Tag Archives: jets

Eli Manning and Mark Sanchez Star in, Mixed Messages!

* knock knock *

eli.jpgHey Mark, it’s Eli from next door.
sanchez.jpgWhat’s up?
eli.jpgYou know how the mailman is always mixing up our deliveries? Well, I got this package and I opened it, but I didn’t realize it was for you. Sorry about that.
sanchez.jpgNo problem, it happens. What’s in the package?
eli.jpgA really shitty performance in a must-win game to close out your stadium.
sanchez.jpgWeird. I didn’t order one of those. In fact, the UPS guy just dropped off a surprisingly dominant performance in a must-win game to close out a stadium.
eli.jpgHuh. You sure that wasn’t for me?
sanchez.jpgThe label said “Jets” on it.
eli.jpgYou’re sure it said “Jets”?
sanchez.jpgPositive.
eli.jpgAw geez…now that I look at this package closer, yeah, it does have my name on it. I just, you know, was hoping maybe it didn’t. It seems like the kinda thing you’d get.
sanchez.jpgWell, I didn’t, so…
eli.jpgLike maybe the labels got mixed up at the…factory…or something…
sanchez.jpgSo that’s why you waited a week to bring it by?
eli.jpgIt’s the holidays. You know, everybody’s out of town, and parties…and stuff…I’ve just been so busy, you know?
sanchez.jpgListen, I gotta go pack for the playoffs, so…
eli.jpgPlayoffs, huh? Those are fun. I won a Super Bowl, you know.
sanchez.jpgThat was like three years ago, right?
eli.jpgI still won it!
sanchez.jpgAnd that was awesome! But I gotta split, okay? See you at the new place, okay?
/ slam
eli.jpgYou’re still gonna help me move, right?

Bill Belichick: GOTOPressConference

belichick_PC.jpgCoach, the Patriots didn’t put up any points at all in the second half, and they were limited to three field goals in the first half. Was that due to the Jets’ defense, or is Tom Brady still rusty?

They have a good team no doubt. They have some players on that team, and those players executed.

Coach, did you feel your team was sufficiently prepared to play the Jets this week, or did your players maybe take this game for granted?

Our players always come to play. We don’t take any opponent for granted. This team needs to execute.

Coach, even though Julian Edelman had a good day, do you think the absence of Wes Welker hurt the Patriots?
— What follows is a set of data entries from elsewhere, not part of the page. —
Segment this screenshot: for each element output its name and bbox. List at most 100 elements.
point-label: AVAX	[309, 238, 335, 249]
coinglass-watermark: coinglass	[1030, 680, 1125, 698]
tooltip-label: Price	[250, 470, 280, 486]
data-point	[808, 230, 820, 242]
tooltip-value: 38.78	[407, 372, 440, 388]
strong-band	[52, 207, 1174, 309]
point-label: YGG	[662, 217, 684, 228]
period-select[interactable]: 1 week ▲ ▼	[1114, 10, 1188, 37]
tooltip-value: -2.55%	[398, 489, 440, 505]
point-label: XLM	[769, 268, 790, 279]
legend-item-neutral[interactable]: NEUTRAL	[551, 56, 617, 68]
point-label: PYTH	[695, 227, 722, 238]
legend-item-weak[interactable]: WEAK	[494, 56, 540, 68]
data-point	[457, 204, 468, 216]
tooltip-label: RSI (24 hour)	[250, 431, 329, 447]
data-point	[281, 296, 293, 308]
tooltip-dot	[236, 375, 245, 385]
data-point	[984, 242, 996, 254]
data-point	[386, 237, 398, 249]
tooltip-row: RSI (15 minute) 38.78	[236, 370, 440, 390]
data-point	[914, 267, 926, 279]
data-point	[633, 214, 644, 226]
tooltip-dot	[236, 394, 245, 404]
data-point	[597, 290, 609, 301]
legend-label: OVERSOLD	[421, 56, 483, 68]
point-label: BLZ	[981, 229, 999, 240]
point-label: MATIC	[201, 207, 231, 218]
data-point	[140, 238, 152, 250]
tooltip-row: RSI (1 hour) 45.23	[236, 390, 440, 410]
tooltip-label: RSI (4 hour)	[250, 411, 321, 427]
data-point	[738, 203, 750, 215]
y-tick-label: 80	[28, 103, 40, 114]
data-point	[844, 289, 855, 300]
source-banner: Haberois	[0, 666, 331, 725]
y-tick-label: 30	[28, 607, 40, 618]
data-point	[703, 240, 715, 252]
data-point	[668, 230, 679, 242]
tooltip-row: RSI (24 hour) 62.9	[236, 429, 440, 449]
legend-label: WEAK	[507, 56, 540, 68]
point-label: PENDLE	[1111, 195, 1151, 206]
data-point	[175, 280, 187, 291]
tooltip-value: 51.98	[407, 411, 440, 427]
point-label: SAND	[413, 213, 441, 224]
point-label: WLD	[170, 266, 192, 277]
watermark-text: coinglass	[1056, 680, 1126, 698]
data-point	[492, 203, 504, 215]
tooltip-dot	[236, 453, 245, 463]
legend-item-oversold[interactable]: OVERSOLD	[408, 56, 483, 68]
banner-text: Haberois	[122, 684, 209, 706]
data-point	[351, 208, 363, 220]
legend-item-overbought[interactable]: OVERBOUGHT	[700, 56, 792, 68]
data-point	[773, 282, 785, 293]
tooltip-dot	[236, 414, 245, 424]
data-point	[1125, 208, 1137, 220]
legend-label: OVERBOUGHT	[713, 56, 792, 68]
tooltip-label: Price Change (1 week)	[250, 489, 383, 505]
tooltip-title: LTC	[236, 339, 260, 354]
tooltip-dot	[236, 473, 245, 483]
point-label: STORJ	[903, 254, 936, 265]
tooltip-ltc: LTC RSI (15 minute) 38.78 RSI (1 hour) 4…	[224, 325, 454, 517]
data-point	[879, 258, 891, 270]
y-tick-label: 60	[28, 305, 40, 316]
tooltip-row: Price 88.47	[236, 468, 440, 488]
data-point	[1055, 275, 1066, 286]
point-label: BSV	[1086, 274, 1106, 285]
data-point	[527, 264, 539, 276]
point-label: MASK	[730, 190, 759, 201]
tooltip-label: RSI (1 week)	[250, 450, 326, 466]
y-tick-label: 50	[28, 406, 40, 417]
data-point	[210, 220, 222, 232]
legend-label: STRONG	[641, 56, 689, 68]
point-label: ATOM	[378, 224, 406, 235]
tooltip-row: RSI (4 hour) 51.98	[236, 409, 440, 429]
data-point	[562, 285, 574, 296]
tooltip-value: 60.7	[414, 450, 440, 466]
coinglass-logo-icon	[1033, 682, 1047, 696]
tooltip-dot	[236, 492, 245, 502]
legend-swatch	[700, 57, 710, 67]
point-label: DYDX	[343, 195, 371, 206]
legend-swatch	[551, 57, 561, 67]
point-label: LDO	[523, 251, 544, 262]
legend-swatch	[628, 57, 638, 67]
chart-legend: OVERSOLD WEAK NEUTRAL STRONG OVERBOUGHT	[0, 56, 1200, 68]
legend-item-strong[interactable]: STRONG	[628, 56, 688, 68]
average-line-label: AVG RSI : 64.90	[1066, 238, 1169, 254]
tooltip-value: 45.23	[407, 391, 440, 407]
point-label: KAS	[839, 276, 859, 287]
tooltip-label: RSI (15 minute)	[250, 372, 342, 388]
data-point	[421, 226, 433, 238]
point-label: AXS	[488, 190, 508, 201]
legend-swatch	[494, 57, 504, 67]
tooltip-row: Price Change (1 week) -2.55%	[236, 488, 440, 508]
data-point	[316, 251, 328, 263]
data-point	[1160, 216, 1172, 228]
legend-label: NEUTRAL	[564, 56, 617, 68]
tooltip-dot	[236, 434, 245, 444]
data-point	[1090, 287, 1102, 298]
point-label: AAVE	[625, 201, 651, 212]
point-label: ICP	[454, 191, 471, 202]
Everyone who played came here to play, and that is why sanitize on the pancake drip.

Huh?

Salmon fish stain curbstone Archuleta.

Patriots PR Man: Sorry, folks. We just upgraded his operating system, and it’s a little buggy.

BAD COMMAND OR FILE NAME

Patriots PR Man: Here, let me try force quit…

ARE YOU SURE YOU WANT TO QUIT ‘BELICHICKOTRON-2003’?

Patriots PR Man: Yes. Ugh, I hate this. Just watching the little CPU Usage register…I hope the file recovery feature works this time.

YOU CHOSE TO QUIT THE PROGRAM. DO YOU WANT TO SEND AN ERROR MESSAGE?

Patriots PR Man: No. Does anybody read those things? Now, let’s see if this works…

EXTERMINATE! EXTERMINATE!

Patriots PR Man: Oops, had it set on Dalek. Okay, here we go.

Execute. Execute. We need to execute. And also execute.

Patriots PR Man: There, back normal. Let me know if his casing gets too hot. Sometimes the hooded sweatshirt blocks his vent and he gets overheated.

Stop the Presses – With Horror!

“Hey chief, this just came over the wire: Bill Cowher has no interest in Jets job.

“This is definitely going on tomorrow’s back cover. Now, we just need to find an appropriate photo, something that will convey the contempt and disgust we have for a man we desperately wanted to come to NY just yesterday.”

“I got one here, chief. This was snapped right after he bit into a meatball sub and got it all over his shirt.”

“No, we’re not going for embarrassing! We’re going for nauseating! This is the first picture millions of people are gonna see this morning when they’re having their breakfast, drinking their coffee, riding the subway. We want them throw up in their mouths when they see this thing!”

“I think I got one, chief. Check it out–he looks like a cross between Hitler and an orc.”

gal_back_12_31.jpg“I can barely contain the vomit churning in my stomach. And you can totally see up his nose, too! This is gonna sicken millions–I love it! Take it down to the art guys and see if they can widen his nostrils in Photoshop, add some more hair up there.”

“Do you want them to add some stink lines, too?”

“No, we got in trouble the last time we did that. The Dalai Lama was not happy. But I like the way you think, kid!”